そして四津野の横を通って、俺の前に立った玲華は、おもいっきり俺の頭を踏みつけた。
「ほーらほらッ!年下に踏まれてさ!この寒さが痛いだろ?地面に皮膚がついたら痛いよね!」
俺は残った腕の力で無理矢理でも、唯一肌が見えている顔が地面に触れないようにする。
「私の仲間に手を出すな!」
四津野が玲華を後ろから殴った。玲華がその攻撃をくらうと同時に、四津野の手袋の中で何かが折れる音がした。
「麓で砕けた人間の死体を見なかった?あれはアタシに近づいた人間の死体なんだよね。冷気を浴びすぎて、皮膚から順々に凍ってさ。まぁ、その露出した頭が禿げないように気をつけて」
四津野もやはり例外ではなかった。
四津野も俺たちと同じ、いや、それ以上に被害を受けていた。
「さぁ、さぁ、さぁ!」
「マスター、間に合いました。」
通路から光とエンジン音がこちらに向かってくる。それは、宙を走り、玲華に火炎放射を浴びせた。
「な、なんだ!この炎は!」
「だから言ったろ、逃げるという判断が最も正しいとな」
そこに現れたのは下半身が戦車のようになったアンドロイドとホムラだった。
「おさよ、よくやった。・・・この島の異常気象の原因。これ以上の騒ぎは止せ。さらに雪が降ってきた」
「止めないというのなら、あなたは排除します。」
「麓で見たロボットか」
玲華は右手で炎を払う。炎は雪のように散っていく。
「マスター、私の炎、効果ないようです。」
「炎をも凍らせる能力値、やはり異常だ。だが、俺の刀、対能力者戦闘用・三日月は相手の能力値に反応する刀。相手の能力値が高いほど・・・殺傷力が増す!」
「だが、その刀よりも先にアンタ自身が朽ちる」
玲華は立ち向かうホムラに冷気を浴びせる。冷気がホムラの身体にまとわりつく。
だが、止まることなく玲華に攻撃が通った。
「悪かったな、原因。俺ははなからアンドロイドだ」
凍った表面の皮膚が剥がれ、その奥に機械的な部分を見せた。
「人間、じゃ・・・ない?」
「その傷からジワジワと能力者の能力値を食らうウイルスが入っていくのを感じるか?俺の言う殺傷力とはこのことだ。その年で地獄に行くのも可哀想だが、それもまた摂理だな」
「ぐあ、何かが・・・入ってくる。・・・なんてね♪」
バキバキッ!
目の前でホムラが砕けた。
氷塊が砕け落ちるように、そのパーツごとに砕ける。
「な、なぜ・・・だ」
「アタシがアンタ等のウイルスに侵食されるとでも思った?やるならそーだな・・・一瞬で私を溶かすような酸とかを持ってくる方が良かったかもね」
「ぐ・・・不覚だ。

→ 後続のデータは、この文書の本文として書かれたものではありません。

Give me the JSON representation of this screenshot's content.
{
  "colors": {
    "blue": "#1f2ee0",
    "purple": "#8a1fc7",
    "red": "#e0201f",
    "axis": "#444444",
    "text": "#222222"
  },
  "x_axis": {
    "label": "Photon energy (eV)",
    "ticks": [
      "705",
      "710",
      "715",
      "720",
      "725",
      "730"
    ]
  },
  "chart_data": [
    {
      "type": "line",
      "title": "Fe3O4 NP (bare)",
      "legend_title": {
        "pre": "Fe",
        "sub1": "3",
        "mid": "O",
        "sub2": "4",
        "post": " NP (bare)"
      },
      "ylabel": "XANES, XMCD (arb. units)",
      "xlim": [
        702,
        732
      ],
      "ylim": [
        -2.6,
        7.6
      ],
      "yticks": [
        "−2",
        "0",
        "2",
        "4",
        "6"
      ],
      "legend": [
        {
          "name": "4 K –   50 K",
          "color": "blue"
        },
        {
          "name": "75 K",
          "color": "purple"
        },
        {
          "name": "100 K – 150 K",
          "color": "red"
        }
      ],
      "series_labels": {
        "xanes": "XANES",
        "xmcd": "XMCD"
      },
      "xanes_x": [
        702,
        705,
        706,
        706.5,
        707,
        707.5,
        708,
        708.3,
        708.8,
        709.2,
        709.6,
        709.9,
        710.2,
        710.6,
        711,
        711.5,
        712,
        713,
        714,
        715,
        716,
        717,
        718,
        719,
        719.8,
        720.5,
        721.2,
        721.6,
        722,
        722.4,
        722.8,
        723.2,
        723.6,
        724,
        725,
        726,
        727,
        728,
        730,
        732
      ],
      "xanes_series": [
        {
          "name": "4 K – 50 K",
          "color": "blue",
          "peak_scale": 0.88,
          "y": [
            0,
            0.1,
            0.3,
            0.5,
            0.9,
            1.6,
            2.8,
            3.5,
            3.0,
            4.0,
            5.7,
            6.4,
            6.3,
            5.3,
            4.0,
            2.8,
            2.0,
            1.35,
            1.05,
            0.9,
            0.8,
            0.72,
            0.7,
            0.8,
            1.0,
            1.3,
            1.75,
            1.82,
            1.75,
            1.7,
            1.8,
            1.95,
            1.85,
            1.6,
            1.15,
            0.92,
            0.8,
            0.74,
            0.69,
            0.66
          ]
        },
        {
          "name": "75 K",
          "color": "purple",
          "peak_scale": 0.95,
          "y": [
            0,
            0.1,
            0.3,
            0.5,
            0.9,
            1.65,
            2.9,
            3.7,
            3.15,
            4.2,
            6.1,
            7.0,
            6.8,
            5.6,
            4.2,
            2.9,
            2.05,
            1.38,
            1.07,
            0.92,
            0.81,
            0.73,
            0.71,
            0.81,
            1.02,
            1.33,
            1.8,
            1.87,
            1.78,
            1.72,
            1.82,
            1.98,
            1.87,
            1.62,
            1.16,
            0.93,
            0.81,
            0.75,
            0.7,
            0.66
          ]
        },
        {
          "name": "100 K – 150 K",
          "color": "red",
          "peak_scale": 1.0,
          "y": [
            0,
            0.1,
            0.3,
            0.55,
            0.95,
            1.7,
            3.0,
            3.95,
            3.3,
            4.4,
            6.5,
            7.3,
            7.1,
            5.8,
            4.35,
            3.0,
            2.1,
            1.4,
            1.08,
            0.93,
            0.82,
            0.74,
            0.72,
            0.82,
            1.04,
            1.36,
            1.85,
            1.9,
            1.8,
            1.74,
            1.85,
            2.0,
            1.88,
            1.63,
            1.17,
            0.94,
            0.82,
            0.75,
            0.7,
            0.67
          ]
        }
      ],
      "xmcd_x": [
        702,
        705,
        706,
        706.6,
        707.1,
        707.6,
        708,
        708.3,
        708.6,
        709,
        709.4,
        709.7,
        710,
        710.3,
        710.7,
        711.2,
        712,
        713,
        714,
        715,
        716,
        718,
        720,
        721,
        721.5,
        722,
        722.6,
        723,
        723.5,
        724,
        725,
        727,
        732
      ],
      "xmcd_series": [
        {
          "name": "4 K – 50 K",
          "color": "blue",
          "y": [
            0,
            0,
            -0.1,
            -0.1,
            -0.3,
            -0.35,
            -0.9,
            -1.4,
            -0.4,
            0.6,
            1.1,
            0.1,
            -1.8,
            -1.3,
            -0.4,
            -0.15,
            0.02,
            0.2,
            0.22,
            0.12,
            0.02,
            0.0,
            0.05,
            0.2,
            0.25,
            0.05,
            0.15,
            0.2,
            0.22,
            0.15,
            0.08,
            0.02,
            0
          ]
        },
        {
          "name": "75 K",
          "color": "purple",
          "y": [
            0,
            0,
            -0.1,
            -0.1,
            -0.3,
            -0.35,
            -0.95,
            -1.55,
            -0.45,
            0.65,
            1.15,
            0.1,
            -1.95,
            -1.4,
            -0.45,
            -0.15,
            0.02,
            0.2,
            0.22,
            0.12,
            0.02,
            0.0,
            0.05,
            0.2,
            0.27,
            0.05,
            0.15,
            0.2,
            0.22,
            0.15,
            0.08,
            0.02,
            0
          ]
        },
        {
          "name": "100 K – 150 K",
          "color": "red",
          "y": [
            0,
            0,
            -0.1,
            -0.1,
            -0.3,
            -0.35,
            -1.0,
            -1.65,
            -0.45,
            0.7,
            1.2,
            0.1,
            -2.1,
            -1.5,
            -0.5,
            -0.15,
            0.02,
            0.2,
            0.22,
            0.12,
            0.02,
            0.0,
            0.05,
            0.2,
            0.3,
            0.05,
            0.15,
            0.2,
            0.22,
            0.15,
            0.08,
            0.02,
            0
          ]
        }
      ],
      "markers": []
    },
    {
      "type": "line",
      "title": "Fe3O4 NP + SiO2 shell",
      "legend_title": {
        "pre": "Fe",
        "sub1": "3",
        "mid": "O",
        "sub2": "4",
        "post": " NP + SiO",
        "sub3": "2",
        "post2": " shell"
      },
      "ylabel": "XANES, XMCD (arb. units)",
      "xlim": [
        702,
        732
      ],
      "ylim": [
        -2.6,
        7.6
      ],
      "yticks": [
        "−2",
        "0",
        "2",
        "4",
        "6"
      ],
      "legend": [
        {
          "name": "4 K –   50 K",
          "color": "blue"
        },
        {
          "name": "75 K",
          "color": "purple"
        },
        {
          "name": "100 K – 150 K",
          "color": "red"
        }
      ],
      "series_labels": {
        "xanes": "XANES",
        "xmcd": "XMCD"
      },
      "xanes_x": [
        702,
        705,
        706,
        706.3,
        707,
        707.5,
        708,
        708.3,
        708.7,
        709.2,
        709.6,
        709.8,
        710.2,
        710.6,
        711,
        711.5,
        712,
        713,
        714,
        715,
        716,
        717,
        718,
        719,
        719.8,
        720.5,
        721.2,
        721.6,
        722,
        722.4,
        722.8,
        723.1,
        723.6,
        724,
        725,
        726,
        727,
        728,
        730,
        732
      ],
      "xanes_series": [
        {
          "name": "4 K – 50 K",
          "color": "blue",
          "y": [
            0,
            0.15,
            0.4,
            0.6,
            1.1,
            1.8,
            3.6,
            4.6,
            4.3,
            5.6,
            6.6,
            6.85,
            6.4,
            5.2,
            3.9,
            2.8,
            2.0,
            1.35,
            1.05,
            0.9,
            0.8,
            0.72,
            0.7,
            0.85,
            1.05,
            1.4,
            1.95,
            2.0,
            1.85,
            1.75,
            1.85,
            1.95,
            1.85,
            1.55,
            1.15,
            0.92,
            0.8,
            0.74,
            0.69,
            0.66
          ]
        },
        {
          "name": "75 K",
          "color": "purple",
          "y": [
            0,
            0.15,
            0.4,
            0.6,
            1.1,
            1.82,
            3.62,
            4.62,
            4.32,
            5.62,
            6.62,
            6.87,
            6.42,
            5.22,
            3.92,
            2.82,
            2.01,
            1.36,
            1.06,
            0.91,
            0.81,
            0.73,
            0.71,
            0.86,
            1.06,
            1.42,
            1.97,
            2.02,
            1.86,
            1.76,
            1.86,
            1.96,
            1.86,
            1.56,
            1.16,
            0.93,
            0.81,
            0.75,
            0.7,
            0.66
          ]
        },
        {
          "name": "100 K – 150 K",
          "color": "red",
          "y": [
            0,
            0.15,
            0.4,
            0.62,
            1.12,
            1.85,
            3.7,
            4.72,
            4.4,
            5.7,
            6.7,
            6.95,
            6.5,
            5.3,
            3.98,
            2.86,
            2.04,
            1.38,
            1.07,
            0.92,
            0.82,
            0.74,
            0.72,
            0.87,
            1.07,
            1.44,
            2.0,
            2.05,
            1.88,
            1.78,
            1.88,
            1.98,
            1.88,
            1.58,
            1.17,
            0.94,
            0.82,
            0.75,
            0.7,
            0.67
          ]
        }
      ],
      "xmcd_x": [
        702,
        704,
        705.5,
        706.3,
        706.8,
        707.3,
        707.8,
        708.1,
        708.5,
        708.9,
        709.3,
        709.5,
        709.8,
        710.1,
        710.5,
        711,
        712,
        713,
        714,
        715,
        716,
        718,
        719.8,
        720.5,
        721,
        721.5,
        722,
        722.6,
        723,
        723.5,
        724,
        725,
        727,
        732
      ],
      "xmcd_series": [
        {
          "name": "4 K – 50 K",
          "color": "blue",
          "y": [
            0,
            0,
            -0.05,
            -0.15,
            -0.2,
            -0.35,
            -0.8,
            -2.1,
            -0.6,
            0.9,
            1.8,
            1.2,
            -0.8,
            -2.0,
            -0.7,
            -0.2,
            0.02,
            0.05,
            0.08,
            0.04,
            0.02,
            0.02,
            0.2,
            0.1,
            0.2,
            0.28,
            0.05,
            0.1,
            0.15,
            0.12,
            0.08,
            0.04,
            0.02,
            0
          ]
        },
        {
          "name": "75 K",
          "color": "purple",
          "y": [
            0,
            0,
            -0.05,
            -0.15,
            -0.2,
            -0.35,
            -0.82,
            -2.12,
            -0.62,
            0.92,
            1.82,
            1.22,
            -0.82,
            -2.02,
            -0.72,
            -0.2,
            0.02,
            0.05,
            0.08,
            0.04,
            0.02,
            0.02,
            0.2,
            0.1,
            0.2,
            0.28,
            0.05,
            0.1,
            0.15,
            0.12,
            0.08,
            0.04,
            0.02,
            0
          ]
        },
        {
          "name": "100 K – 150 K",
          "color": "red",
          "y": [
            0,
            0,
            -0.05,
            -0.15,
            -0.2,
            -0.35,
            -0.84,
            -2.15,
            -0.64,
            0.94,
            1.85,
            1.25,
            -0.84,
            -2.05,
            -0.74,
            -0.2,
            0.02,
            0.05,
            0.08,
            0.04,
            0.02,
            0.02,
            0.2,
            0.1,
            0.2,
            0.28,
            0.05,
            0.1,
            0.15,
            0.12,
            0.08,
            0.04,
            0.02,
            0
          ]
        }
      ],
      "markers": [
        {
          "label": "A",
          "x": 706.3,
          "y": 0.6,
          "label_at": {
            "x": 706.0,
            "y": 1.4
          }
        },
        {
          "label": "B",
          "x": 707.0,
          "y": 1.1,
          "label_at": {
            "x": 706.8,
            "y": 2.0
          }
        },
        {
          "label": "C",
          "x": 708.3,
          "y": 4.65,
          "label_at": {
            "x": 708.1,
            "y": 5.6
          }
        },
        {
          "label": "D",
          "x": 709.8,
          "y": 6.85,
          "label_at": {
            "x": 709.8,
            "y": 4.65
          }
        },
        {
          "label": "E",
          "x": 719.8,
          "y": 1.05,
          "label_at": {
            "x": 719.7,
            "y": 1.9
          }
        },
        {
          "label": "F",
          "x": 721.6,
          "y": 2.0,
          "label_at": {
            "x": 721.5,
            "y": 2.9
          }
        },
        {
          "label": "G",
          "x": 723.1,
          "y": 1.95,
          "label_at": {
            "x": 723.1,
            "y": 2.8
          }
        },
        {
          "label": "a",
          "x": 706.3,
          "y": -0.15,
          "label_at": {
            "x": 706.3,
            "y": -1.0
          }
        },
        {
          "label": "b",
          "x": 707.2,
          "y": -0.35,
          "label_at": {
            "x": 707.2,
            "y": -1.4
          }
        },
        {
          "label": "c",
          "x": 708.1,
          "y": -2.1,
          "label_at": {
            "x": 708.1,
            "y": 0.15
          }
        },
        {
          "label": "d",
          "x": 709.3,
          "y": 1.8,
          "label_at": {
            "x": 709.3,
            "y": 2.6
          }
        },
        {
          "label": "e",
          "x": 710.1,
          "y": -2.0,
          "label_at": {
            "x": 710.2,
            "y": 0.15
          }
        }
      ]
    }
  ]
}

俺の研究は無駄だったのか・・・」
「アンタ等のような男はこんな言葉なんてどうかな?」
チェックメイト。
能力解説
榊原 玲華 年齢14歳。
能力:氷、雪etc.
物を凍らせる、天気を雪にするなど高い能力値を持つ。
その高さは能力者の中でも最高ランク。
親に研究者のところへ売られてしまう。
どんなに寒いところでも、寒いとは思わない。逆に暑いのは苦手。